Modals get too much hate just because they can be done poorly. Most UX is done poorly and that's not a reason to wash your hands of it.



Your example doesn’t suffer from, for example, not being able to bookmark a step in the booking process. At the end of the article, “forms to update/create entities” is specifically mentioned as a valid use case.


I don't understand what you mean without changing your double negative, but you can route URLs to modals.


I was pointing out that a booking funnel is not a place where this is necessarily a bad pattern, and this is already covered in the article. Their framing is that you should avoid modals for "resources", but it's fine for "forms that update/create entities". So that example is not in disagreement with their position.

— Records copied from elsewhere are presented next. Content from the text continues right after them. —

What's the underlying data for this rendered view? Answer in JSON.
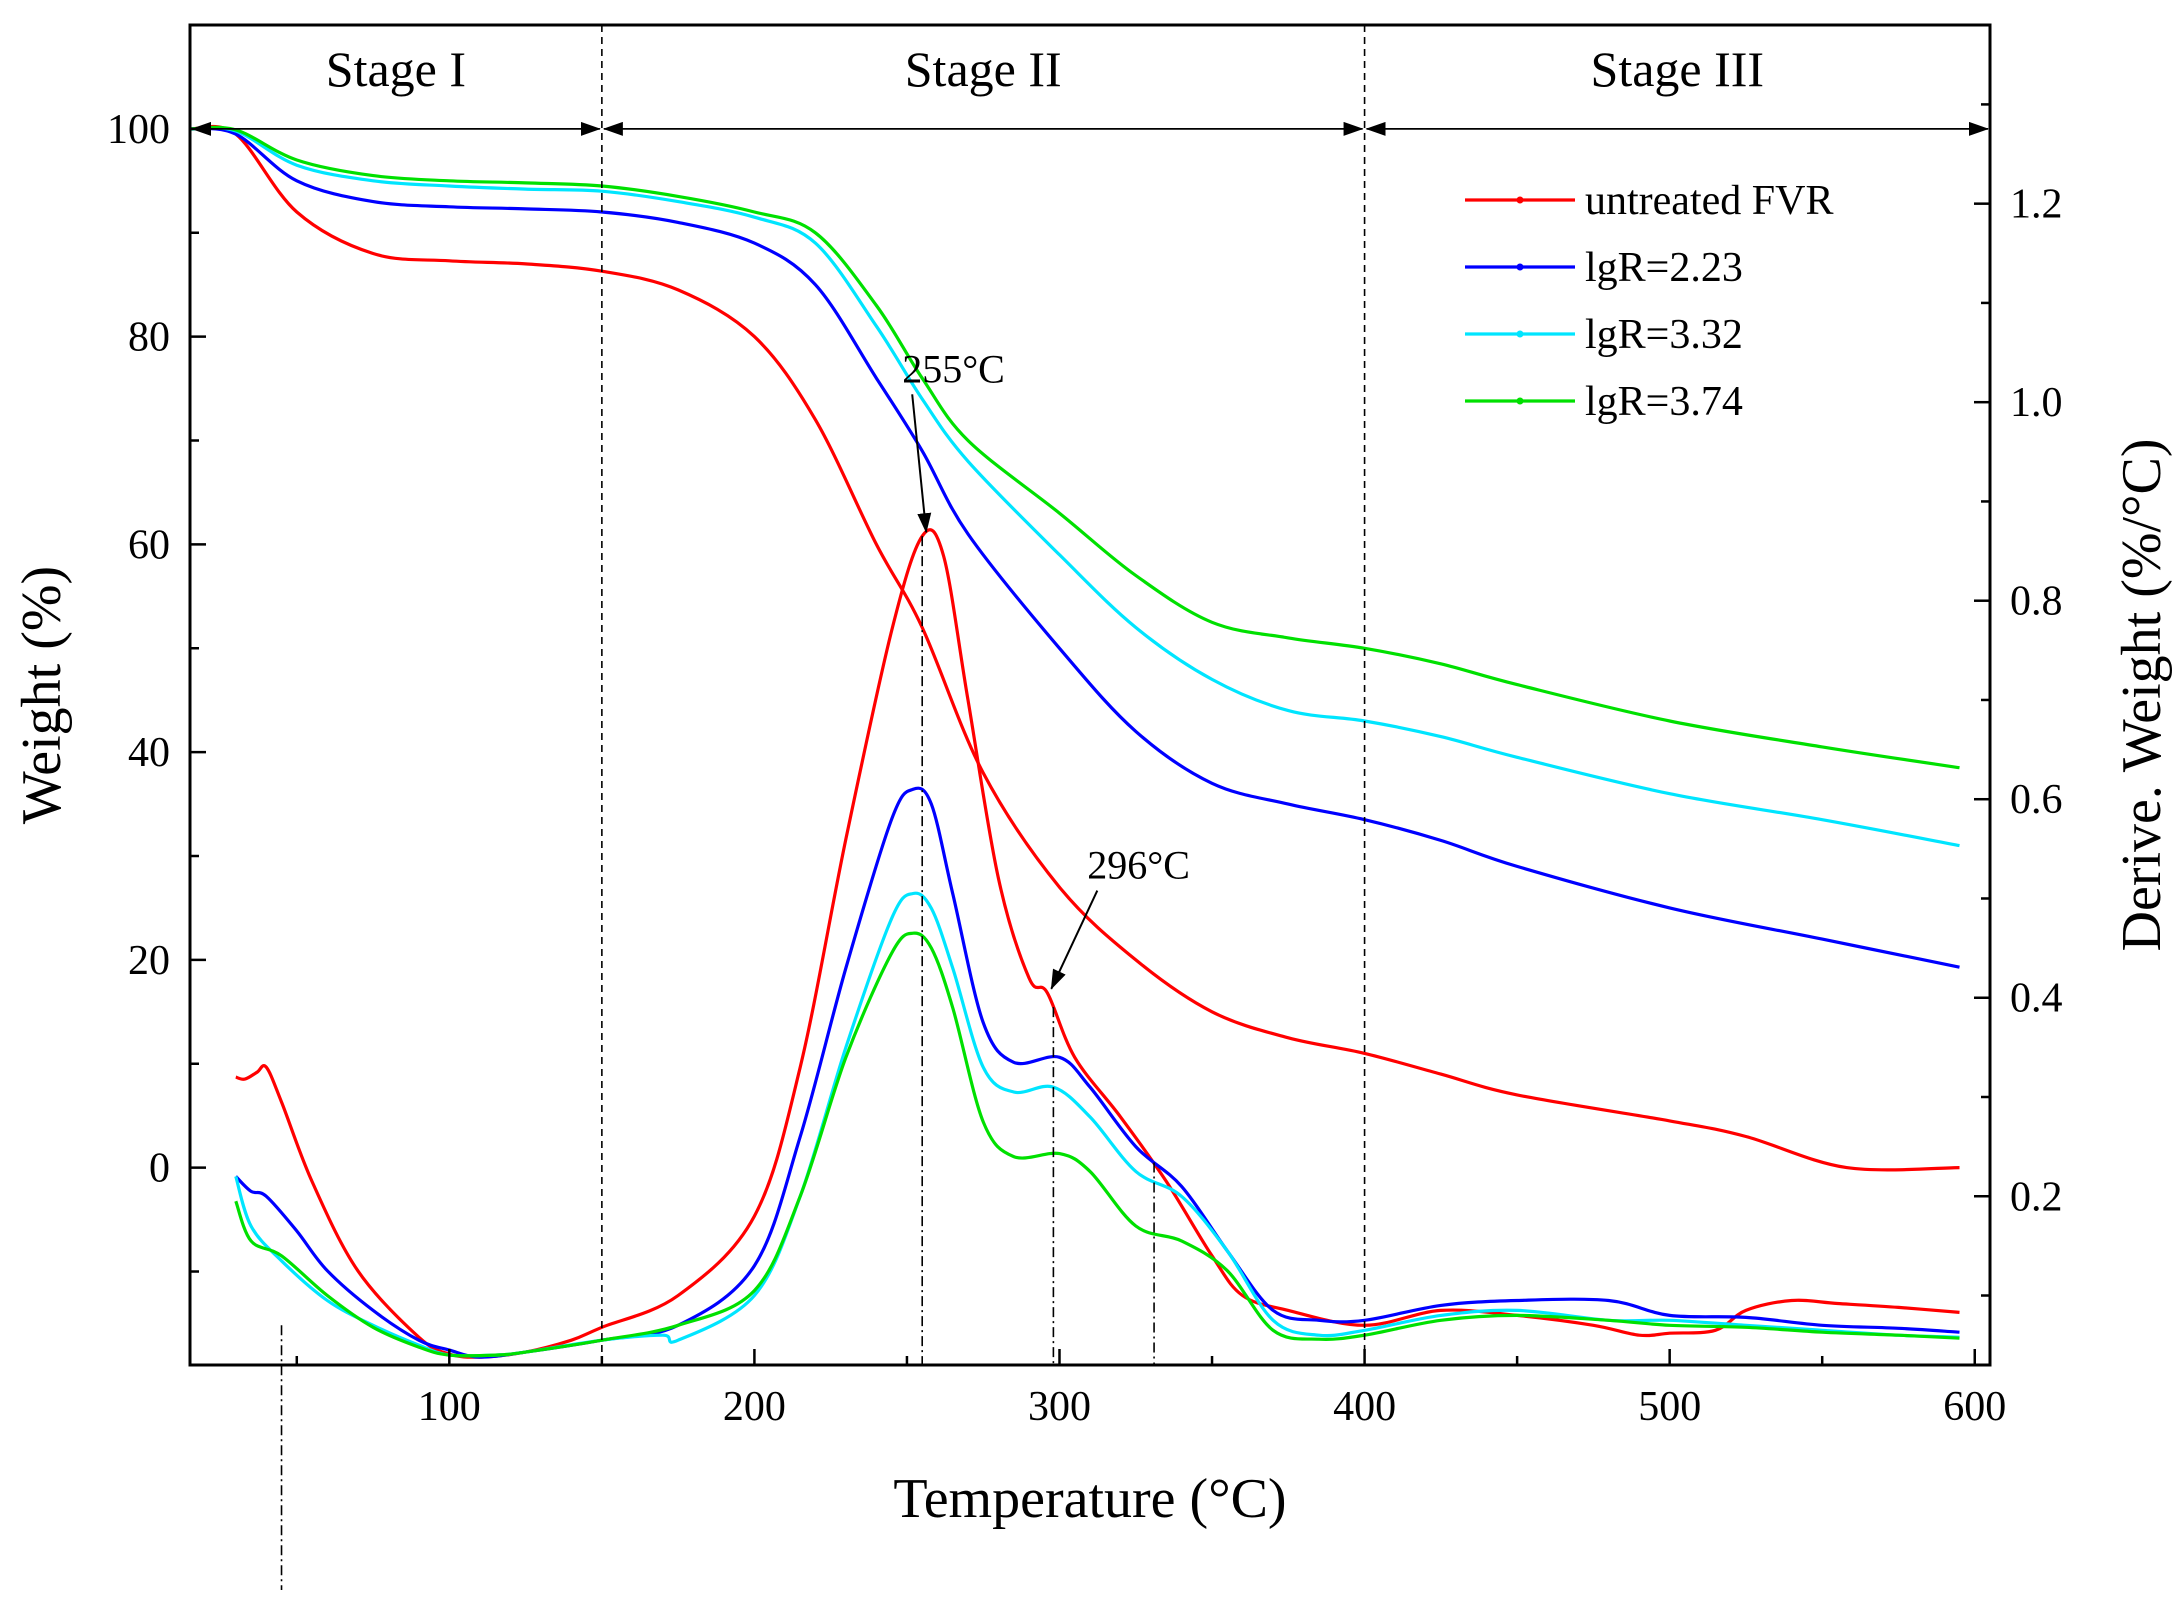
{
  "chart_data": {
    "type": "line",
    "xlabel": "Temperature  (°C)",
    "ylabel_left": "Weight (%)",
    "ylabel_right": "Derive. Weight (%/°C)",
    "xlim": [
      15,
      605
    ],
    "ylim_left": [
      -19,
      110
    ],
    "ylim_right": [
      0.03,
      1.38
    ],
    "x_ticks": [
      100,
      200,
      300,
      400,
      500,
      600
    ],
    "y_left_ticks": [
      0,
      20,
      40,
      60,
      80,
      100
    ],
    "y_right_ticks": [
      "0.2",
      "0.4",
      "0.6",
      "0.8",
      "1.0",
      "1.2"
    ],
    "stages": [
      {
        "label": "Stage I",
        "start": 15,
        "end": 150
      },
      {
        "label": "Stage II",
        "start": 150,
        "end": 400
      },
      {
        "label": "Stage III",
        "start": 400,
        "end": 605
      }
    ],
    "annotations": [
      {
        "text": "255°C",
        "x": 255
      },
      {
        "text": "296°C",
        "x": 296
      }
    ],
    "legend_position": "top-right",
    "series_tg": [
      {
        "name": "untreated FVR",
        "color": "#ff0000",
        "points": [
          [
            15,
            100
          ],
          [
            30,
            99.5
          ],
          [
            50,
            92
          ],
          [
            75,
            88
          ],
          [
            100,
            87.3
          ],
          [
            125,
            87
          ],
          [
            150,
            86.3
          ],
          [
            175,
            84.5
          ],
          [
            200,
            80
          ],
          [
            220,
            72
          ],
          [
            240,
            60
          ],
          [
            255,
            52
          ],
          [
            275,
            38
          ],
          [
            300,
            27
          ],
          [
            325,
            20
          ],
          [
            350,
            15
          ],
          [
            375,
            12.5
          ],
          [
            400,
            11
          ],
          [
            425,
            9
          ],
          [
            450,
            7
          ],
          [
            500,
            4.5
          ],
          [
            525,
            3
          ],
          [
            558,
            0
          ],
          [
            595,
            0
          ]
        ]
      },
      {
        "name": "lgR=2.23",
        "color": "#0000ff",
        "points": [
          [
            15,
            100
          ],
          [
            30,
            99.5
          ],
          [
            50,
            95
          ],
          [
            75,
            93
          ],
          [
            100,
            92.5
          ],
          [
            125,
            92.3
          ],
          [
            150,
            92
          ],
          [
            175,
            91
          ],
          [
            200,
            89
          ],
          [
            220,
            85
          ],
          [
            240,
            76
          ],
          [
            255,
            69
          ],
          [
            270,
            61
          ],
          [
            300,
            50
          ],
          [
            325,
            42
          ],
          [
            350,
            37
          ],
          [
            375,
            35
          ],
          [
            400,
            33.5
          ],
          [
            425,
            31.5
          ],
          [
            450,
            29
          ],
          [
            500,
            25
          ],
          [
            550,
            22
          ],
          [
            595,
            19.3
          ]
        ]
      },
      {
        "name": "lgR=3.32",
        "color": "#00e5ff",
        "points": [
          [
            15,
            100
          ],
          [
            30,
            99.8
          ],
          [
            50,
            96.5
          ],
          [
            75,
            95
          ],
          [
            100,
            94.5
          ],
          [
            125,
            94.2
          ],
          [
            150,
            94
          ],
          [
            175,
            93
          ],
          [
            200,
            91.5
          ],
          [
            220,
            89
          ],
          [
            240,
            81
          ],
          [
            255,
            74
          ],
          [
            270,
            68
          ],
          [
            300,
            59
          ],
          [
            325,
            52
          ],
          [
            350,
            47
          ],
          [
            375,
            44
          ],
          [
            400,
            43
          ],
          [
            425,
            41.5
          ],
          [
            450,
            39.5
          ],
          [
            500,
            36
          ],
          [
            550,
            33.5
          ],
          [
            595,
            31
          ]
        ]
      },
      {
        "name": "lgR=3.74",
        "color": "#00e000",
        "points": [
          [
            15,
            100
          ],
          [
            30,
            99.9
          ],
          [
            50,
            97
          ],
          [
            75,
            95.5
          ],
          [
            100,
            95
          ],
          [
            125,
            94.8
          ],
          [
            150,
            94.5
          ],
          [
            175,
            93.5
          ],
          [
            200,
            92
          ],
          [
            220,
            90
          ],
          [
            240,
            83
          ],
          [
            255,
            76
          ],
          [
            270,
            70
          ],
          [
            300,
            63
          ],
          [
            325,
            57
          ],
          [
            350,
            52.5
          ],
          [
            375,
            51
          ],
          [
            400,
            50
          ],
          [
            425,
            48.5
          ],
          [
            450,
            46.5
          ],
          [
            500,
            43
          ],
          [
            550,
            40.5
          ],
          [
            595,
            38.5
          ]
        ]
      }
    ],
    "series_dtg": [
      {
        "name": "untreated FVR",
        "color": "#ff0000",
        "points": [
          [
            30,
            0.32
          ],
          [
            33,
            0.318
          ],
          [
            37,
            0.325
          ],
          [
            40,
            0.33
          ],
          [
            45,
            0.295
          ],
          [
            55,
            0.215
          ],
          [
            70,
            0.125
          ],
          [
            90,
            0.058
          ],
          [
            100,
            0.041
          ],
          [
            110,
            0.038
          ],
          [
            125,
            0.043
          ],
          [
            140,
            0.055
          ],
          [
            150,
            0.068
          ],
          [
            175,
            0.1
          ],
          [
            200,
            0.18
          ],
          [
            215,
            0.33
          ],
          [
            230,
            0.56
          ],
          [
            245,
            0.77
          ],
          [
            255,
            0.865
          ],
          [
            262,
            0.845
          ],
          [
            270,
            0.7
          ],
          [
            280,
            0.52
          ],
          [
            290,
            0.42
          ],
          [
            296,
            0.405
          ],
          [
            305,
            0.34
          ],
          [
            320,
            0.28
          ],
          [
            335,
            0.215
          ],
          [
            350,
            0.14
          ],
          [
            360,
            0.1
          ],
          [
            375,
            0.085
          ],
          [
            400,
            0.07
          ],
          [
            425,
            0.085
          ],
          [
            450,
            0.08
          ],
          [
            475,
            0.07
          ],
          [
            490,
            0.06
          ],
          [
            500,
            0.062
          ],
          [
            515,
            0.065
          ],
          [
            525,
            0.085
          ],
          [
            540,
            0.095
          ],
          [
            555,
            0.092
          ],
          [
            575,
            0.088
          ],
          [
            595,
            0.083
          ]
        ]
      },
      {
        "name": "lgR=2.23",
        "color": "#0000ff",
        "points": [
          [
            30,
            0.22
          ],
          [
            35,
            0.205
          ],
          [
            40,
            0.2
          ],
          [
            50,
            0.165
          ],
          [
            60,
            0.125
          ],
          [
            75,
            0.085
          ],
          [
            90,
            0.055
          ],
          [
            100,
            0.045
          ],
          [
            110,
            0.038
          ],
          [
            125,
            0.043
          ],
          [
            150,
            0.055
          ],
          [
            175,
            0.07
          ],
          [
            200,
            0.13
          ],
          [
            215,
            0.26
          ],
          [
            230,
            0.43
          ],
          [
            245,
            0.58
          ],
          [
            252,
            0.61
          ],
          [
            258,
            0.595
          ],
          [
            265,
            0.505
          ],
          [
            275,
            0.375
          ],
          [
            285,
            0.335
          ],
          [
            300,
            0.34
          ],
          [
            310,
            0.31
          ],
          [
            325,
            0.25
          ],
          [
            340,
            0.21
          ],
          [
            355,
            0.145
          ],
          [
            370,
            0.085
          ],
          [
            385,
            0.075
          ],
          [
            400,
            0.075
          ],
          [
            425,
            0.09
          ],
          [
            450,
            0.095
          ],
          [
            480,
            0.095
          ],
          [
            500,
            0.08
          ],
          [
            525,
            0.078
          ],
          [
            550,
            0.07
          ],
          [
            575,
            0.067
          ],
          [
            595,
            0.063
          ]
        ]
      },
      {
        "name": "lgR=3.32",
        "color": "#00e5ff",
        "points": [
          [
            30,
            0.22
          ],
          [
            35,
            0.17
          ],
          [
            45,
            0.135
          ],
          [
            60,
            0.095
          ],
          [
            75,
            0.07
          ],
          [
            90,
            0.05
          ],
          [
            100,
            0.04
          ],
          [
            115,
            0.04
          ],
          [
            125,
            0.043
          ],
          [
            150,
            0.055
          ],
          [
            170,
            0.06
          ],
          [
            175,
            0.055
          ],
          [
            200,
            0.1
          ],
          [
            215,
            0.2
          ],
          [
            230,
            0.35
          ],
          [
            245,
            0.48
          ],
          [
            252,
            0.505
          ],
          [
            258,
            0.49
          ],
          [
            265,
            0.43
          ],
          [
            275,
            0.33
          ],
          [
            285,
            0.305
          ],
          [
            298,
            0.31
          ],
          [
            310,
            0.28
          ],
          [
            325,
            0.225
          ],
          [
            340,
            0.2
          ],
          [
            355,
            0.145
          ],
          [
            370,
            0.075
          ],
          [
            385,
            0.06
          ],
          [
            400,
            0.065
          ],
          [
            425,
            0.08
          ],
          [
            450,
            0.085
          ],
          [
            480,
            0.075
          ],
          [
            500,
            0.075
          ],
          [
            525,
            0.07
          ],
          [
            550,
            0.065
          ],
          [
            575,
            0.06
          ],
          [
            595,
            0.058
          ]
        ]
      },
      {
        "name": "lgR=3.74",
        "color": "#00e000",
        "points": [
          [
            30,
            0.195
          ],
          [
            35,
            0.155
          ],
          [
            45,
            0.14
          ],
          [
            60,
            0.1
          ],
          [
            75,
            0.068
          ],
          [
            90,
            0.048
          ],
          [
            100,
            0.04
          ],
          [
            115,
            0.04
          ],
          [
            125,
            0.043
          ],
          [
            150,
            0.055
          ],
          [
            175,
            0.07
          ],
          [
            200,
            0.105
          ],
          [
            215,
            0.2
          ],
          [
            230,
            0.34
          ],
          [
            245,
            0.445
          ],
          [
            252,
            0.465
          ],
          [
            258,
            0.45
          ],
          [
            265,
            0.39
          ],
          [
            275,
            0.275
          ],
          [
            285,
            0.24
          ],
          [
            300,
            0.243
          ],
          [
            310,
            0.225
          ],
          [
            325,
            0.17
          ],
          [
            340,
            0.155
          ],
          [
            355,
            0.125
          ],
          [
            370,
            0.065
          ],
          [
            385,
            0.056
          ],
          [
            400,
            0.06
          ],
          [
            425,
            0.075
          ],
          [
            450,
            0.08
          ],
          [
            480,
            0.075
          ],
          [
            500,
            0.07
          ],
          [
            525,
            0.068
          ],
          [
            550,
            0.063
          ],
          [
            575,
            0.06
          ],
          [
            595,
            0.057
          ]
        ]
      }
    ]
  }
}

> just scroll position in a forum thread.

but then you can't reference the thread without closing the modal (and likely losing all progress)


> and likely losing all progress

This is one of my main points: good UX takes some thought. It's harder than doing the bare minimum. In this case, preserving someone's post in a <textarea> is the same concern whether it's in a modal or stuck at the bottom of the page. Neither using a modal nor not using a modal solve this for you.

It usually makes sense to introduce a localstorage draft system regardless of where the <textarea> appears on a forum.


It makes sense to reset seats when you change flight, it's domain logic, not interface logic.


Yes. But contact info, payment info, perhaps amenities, insurance, and all sorts of other components you might encounter in the process.

Most airline flows do preserve this information.